Lake Michigan off M-22 | Susan J. Demas

Members of the U.S. House from throughout the Great Lakes basin on Thursday reintroduced legislation to extend a key program helping to protect 22% of the world’s freshwater. 

The Great Lakes Restoration Initiative (GLRI), established in 2010, provides funding to states, tribes and local communities, for on the ground efforts to address the largest concerns facing the Great Lakes, This includes ensuring fish are safe to eat, water is safe for recreation, areas of concern are delisted, sources of drinking water are safe, the elimination of harmful algal blooms, controlling and preventing the introduction of invasive species and the protection and restoration of native habitats. 

According to the Alliance for the Great Lakes, a nonprofit working to preserve the Great Lakes, the program has provided funding to more than 7,563 individual projects throughout the region to date, totaling $3.7 billion. 

With Congress failing to pass a bipartisan effort to extend the program from 2027 through 2031 at $500 million per year before the end of 2024, U.S. Reps. Debbie Dingell (D-Ann Arbor), Bill Huizenga (R-Zeeland), David Joyce (R-Ohio) and Marcy Kaptur (D-Ohio), have reintroduced the Great Lakes Restoration Initiative Act with the support of several other lawmakers from the Great Lakes region. 

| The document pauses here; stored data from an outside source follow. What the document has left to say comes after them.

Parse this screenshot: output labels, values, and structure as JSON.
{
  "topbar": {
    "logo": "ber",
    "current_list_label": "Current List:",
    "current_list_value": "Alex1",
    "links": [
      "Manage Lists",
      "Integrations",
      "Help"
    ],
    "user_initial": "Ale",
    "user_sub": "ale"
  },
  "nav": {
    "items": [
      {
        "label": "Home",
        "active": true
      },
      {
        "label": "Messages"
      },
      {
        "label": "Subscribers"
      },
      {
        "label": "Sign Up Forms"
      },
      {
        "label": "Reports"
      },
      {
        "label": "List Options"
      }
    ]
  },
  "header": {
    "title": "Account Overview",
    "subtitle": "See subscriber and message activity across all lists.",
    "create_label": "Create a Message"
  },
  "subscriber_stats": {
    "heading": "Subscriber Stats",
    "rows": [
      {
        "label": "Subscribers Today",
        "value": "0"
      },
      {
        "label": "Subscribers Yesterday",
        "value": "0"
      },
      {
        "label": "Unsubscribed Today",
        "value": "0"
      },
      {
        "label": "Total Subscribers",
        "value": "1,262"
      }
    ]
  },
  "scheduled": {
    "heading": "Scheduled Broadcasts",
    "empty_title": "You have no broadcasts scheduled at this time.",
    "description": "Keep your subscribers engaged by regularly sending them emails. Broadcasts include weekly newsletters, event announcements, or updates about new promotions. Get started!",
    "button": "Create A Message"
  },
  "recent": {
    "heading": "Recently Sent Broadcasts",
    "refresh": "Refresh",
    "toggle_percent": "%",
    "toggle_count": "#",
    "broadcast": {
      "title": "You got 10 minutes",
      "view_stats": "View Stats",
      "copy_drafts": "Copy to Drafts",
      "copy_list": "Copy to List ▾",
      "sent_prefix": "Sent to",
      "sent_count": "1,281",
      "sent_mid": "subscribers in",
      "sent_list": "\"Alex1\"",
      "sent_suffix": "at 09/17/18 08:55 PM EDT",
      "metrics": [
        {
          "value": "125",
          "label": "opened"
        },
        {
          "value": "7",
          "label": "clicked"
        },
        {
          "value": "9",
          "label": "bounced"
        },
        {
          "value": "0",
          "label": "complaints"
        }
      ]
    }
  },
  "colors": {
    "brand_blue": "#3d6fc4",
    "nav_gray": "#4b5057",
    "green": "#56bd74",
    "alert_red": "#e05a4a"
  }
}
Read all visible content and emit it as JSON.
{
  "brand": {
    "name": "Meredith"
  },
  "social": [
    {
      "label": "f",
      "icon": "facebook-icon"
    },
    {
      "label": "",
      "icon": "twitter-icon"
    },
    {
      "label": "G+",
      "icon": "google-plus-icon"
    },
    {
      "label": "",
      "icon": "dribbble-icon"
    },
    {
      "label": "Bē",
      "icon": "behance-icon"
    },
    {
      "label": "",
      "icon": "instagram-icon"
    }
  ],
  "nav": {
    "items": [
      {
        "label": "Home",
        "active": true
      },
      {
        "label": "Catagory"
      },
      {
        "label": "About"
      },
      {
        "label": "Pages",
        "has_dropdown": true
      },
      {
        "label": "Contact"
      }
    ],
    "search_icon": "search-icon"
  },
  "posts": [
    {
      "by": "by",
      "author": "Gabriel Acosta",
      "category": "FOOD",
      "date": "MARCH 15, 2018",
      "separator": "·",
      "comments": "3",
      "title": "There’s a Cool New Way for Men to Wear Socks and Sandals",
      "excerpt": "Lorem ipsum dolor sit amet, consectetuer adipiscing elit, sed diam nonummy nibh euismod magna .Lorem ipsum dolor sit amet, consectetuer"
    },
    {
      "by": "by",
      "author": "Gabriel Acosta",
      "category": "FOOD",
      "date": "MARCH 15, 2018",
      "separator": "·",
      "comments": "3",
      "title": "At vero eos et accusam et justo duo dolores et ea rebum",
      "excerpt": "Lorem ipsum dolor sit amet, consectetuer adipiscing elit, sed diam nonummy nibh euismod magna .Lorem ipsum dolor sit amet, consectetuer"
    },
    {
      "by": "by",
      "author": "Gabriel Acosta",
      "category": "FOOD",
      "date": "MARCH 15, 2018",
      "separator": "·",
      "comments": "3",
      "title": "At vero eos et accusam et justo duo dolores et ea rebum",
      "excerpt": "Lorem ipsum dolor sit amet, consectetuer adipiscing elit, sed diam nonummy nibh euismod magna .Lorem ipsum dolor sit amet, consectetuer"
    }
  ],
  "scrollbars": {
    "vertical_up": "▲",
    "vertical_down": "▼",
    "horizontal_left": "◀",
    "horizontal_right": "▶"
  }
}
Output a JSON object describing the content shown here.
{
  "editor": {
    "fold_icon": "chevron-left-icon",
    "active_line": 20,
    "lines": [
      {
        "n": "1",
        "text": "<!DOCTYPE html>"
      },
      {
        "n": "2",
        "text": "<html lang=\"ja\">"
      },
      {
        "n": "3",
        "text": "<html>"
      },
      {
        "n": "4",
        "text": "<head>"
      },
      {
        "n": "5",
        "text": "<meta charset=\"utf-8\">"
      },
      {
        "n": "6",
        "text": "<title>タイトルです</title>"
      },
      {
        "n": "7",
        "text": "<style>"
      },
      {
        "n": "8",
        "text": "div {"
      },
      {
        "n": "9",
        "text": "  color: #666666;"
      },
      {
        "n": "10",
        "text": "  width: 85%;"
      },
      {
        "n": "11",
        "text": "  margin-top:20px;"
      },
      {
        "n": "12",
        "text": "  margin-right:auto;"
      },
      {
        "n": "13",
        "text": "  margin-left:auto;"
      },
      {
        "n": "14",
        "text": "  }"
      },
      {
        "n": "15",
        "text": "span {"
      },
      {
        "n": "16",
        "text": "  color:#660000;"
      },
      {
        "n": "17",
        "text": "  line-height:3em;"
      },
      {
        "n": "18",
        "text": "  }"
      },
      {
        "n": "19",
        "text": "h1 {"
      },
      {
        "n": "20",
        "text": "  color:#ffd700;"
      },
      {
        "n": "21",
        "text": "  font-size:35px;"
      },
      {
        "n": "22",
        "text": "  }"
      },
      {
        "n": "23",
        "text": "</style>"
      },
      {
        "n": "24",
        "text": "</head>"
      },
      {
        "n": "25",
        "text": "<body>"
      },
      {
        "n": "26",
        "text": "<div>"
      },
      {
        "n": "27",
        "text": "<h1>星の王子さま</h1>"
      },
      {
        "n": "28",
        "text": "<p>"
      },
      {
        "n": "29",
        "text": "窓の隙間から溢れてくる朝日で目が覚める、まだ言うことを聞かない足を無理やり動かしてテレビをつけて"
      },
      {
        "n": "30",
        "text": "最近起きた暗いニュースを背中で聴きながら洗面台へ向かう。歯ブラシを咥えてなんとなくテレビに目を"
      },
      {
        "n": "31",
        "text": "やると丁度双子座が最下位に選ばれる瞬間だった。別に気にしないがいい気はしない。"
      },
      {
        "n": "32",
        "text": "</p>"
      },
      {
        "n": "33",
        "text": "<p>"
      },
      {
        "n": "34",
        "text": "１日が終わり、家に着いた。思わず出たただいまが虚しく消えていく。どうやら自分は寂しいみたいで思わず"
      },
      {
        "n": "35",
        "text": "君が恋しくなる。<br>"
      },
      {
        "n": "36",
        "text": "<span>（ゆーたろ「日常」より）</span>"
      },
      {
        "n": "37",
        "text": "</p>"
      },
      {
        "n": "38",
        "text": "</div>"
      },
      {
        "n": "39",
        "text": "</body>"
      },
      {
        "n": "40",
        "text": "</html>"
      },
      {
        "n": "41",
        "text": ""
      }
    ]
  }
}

Alongside Dingell and Huizenga, the bill was cosponsored by several other members of Michigan’s congressional delegation, with Reps. John Moolenaar (R-Caledonia), John James (R-Shelby Twp.), Tim Walberg (R-Tipton), Haley Stevens (D-Birmingham), Rashida Tlaib (D-Detroit), Jack Bergman (R-Watersmeet), Hillary Scholten (D-Grand Rapids) and Shri Thanedar (D-Detroit) also backing the bill. 

Don Jodrey, the Alliance for the Great Lakes’ director of federal government relations thanked the bill’s sponsors in a statement, noting that the program supports tens of millions of Americans living in the Great Lakes Region.